Ознакомительная версия.
— Эх, Машка, скучно живем, концерты, командировки, а вся жизнь мимо проходит.
Машка смотрела на меня, выпучив от удивления глаза.
— Лен, что с тобой, ты на солнышке перегрелась?
Я только рукой махнула.
— Тебе не понять. Музыка — вещь замечательная. Но я привязана к ней, как Тузик к будке. А хочется играть просто так, для души. Не тогда, когда надо, и не для заработка, а так просто, когда захочется.
Машка задумалась.
— Так поменяй профессию, — резонно заключила она.
— А я больше ничего делать не умею. Мне больше ничего не нравится.
— А-а-а, — снова задумалась Машка. — Ну, тогда я не знаю.
Мы замолчали и так ехали еще минут двадцать. Машка пребывала в глубокой задумчивости. Она периодически глубоко вздыхала, смотрела на меня грустным взглядом, и снова погружалась в задумчивость. Наконец, не выдержав её вселенской грусти, я потрепала ее по щеке и сказала:
— Ладно, не заморачивайся. Это все минутная слабость. Музыку я обожаю, и работу свою люблю. Она меня тоже любит и кормит. А от добра добра не ищут. — И Машка снова повеселела. Так мы доехали до города, и я вышла около своего дома, помахав Машке на прощание рукой.
На лестничной площадке меня снова ждал Олег. Лицо его было встревоженным.
— Я на всякий случай дверь у себя в квартире приоткрыл, чтобы слышно было, когда вы вернетесь, — видимо, в моем взгляде читался вопрос. — Но это сейчас не важно. Важно то, что мне Николай позвонил и все рассказал. Значит, это не просто маньяк, а что-то другое. — Олег взял у меня из рук сумки, пока я открывала дверь. Мне понравилась озабоченность в его голосе, и я пригласила его на чашку кофе. Мы допивали уже по второй чашке, когда раздался телефонный звонок. В трубке я услышала испуганный голос Машки:
— Лен, а у меня тоже машинку раскурочили. Пока меня дома не было, — зачем-то уточнила Машка.
— Какую машинку, — я не сразу поняла, о чем идет речь.
— Стиральную, конечно, какую же еще, — упавший голос Машки был непривычно тихим. Я уронила телефонную трубку, и, видимо, в моем взгляде было что-то страшное. Олег изменился в лице и встревожено спросил:
— Что случилось?

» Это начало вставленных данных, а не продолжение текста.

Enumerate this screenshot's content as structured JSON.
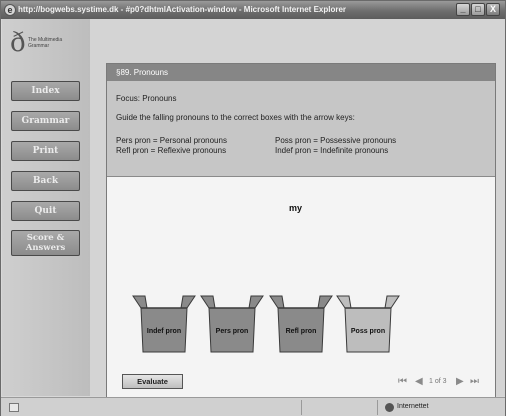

Что с вами?
— У Машки тоже машинку… — я не успела закончить фразу, а Олег уже натягивал на меня плащ, одновременно хватая мою сумку.

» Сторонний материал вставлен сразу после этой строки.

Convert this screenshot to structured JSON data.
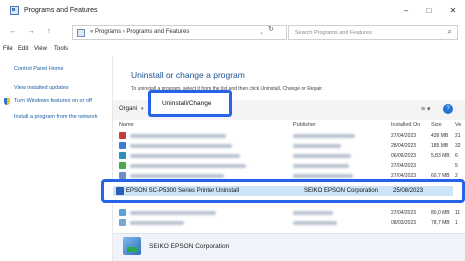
{
  "window": {
    "title": "Programs and Features",
    "minimize": "–",
    "maximize": "□",
    "close": "✕"
  },
  "address": {
    "back": "←",
    "forward": "→",
    "up": "↑",
    "path": "«  Programs  ›  Programs and Features",
    "refresh": "↻",
    "search_placeholder": "Search Programs and Features",
    "search_icon": "search-icon"
  },
  "menu": [
    "File",
    "Edit",
    "View",
    "Tools"
  ],
  "sidebar": {
    "links": [
      "Control Panel Home",
      "View installed updates",
      "Turn Windows features on or off",
      "Install a program from the network"
    ]
  },
  "main": {
    "title": "Uninstall or change a program",
    "desc": "To uninstall a program, select it from the list and then click Uninstall, Change or Repair."
  },
  "toolbar": {
    "organize": "Organi",
    "caret": "▾",
    "uninstall": "Uninstall/Change",
    "view": "≡ ▾",
    "help": "?"
  },
  "columns": {
    "name": "Name",
    "publisher": "Publisher",
    "installed": "Installed On",
    "size": "Size",
    "version": "Ve"
  },
  "rows": [
    {
      "date": "27/04/2023",
      "size": "439 MB",
      "ver": "21"
    },
    {
      "date": "28/04/2023",
      "size": "185 MB",
      "ver": "32"
    },
    {
      "date": "06/06/2023",
      "size": "5,83 MB",
      "ver": "6"
    },
    {
      "date": "27/04/2023",
      "size": "",
      "ver": "5"
    },
    {
      "date": "27/04/2023",
      "size": "60,7 MB",
      "ver": "2"
    }
  ],
  "selected": {
    "name": "EPSON SC-P5300 Series Printer Uninstall",
    "publisher": "SEIKO EPSON Corporation",
    "date": "25/08/2023"
  },
  "rows_after": [
    {
      "date": "27/04/2023",
      "size": "80,0 MB",
      "ver": "11"
    },
    {
      "date": "08/03/2023",
      "size": "78,7 MB",
      "ver": "1"
    }
  ],
  "details": {
    "name": "SEIKO EPSON Corporation"
  }
}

— Я сейчас, только ключи от машины возьму, — быстро сказал он и поскакал через три ступеньки к себе наверх.
— Маш, ты там жива? — Спросила я, поднося телефонную трубку к уху.
— Угу, — сказала Машка не своим голосом.
— Ты держись, мы уже едем. Я сама Коле позвоню. — Олег уже несся на всех парах вниз по лестнице. Я захлопнула дверь и догнала его только на первом этаже.
— Слава богу, сейчас пробок почти нет. Доедем в два счета. Командуй!
Когда мы успели перейти на «ты» я так и не поняла.
Яркий солнечный луч медленно скользил по старинному гобелену. На гобелене были изображены пастушка в кружевном чепчике и несколько овечек, которые паслись на зеленом лугу. Когда луч задевал лицо пастушки, казалось, что она оживает и начинает жеманно подмигивать и строить глазки пастушку, который выглядывал из-за дерева, росшего на краю зеленой полянки.
Маленький мальчик, натянув до подбородка расшитый розовым шелком пододеяльник, внимательно следил глазами за солнечным лучом. Ему казалось, что и этот луч, и оживший гобелен играют с ним в какую-то новую, непонятную пока игру. Но мальчик был очень разумным. Он понимал, что дети еще не так много знают об этом большом мире, и спокойно ждал, пока станет взрослым.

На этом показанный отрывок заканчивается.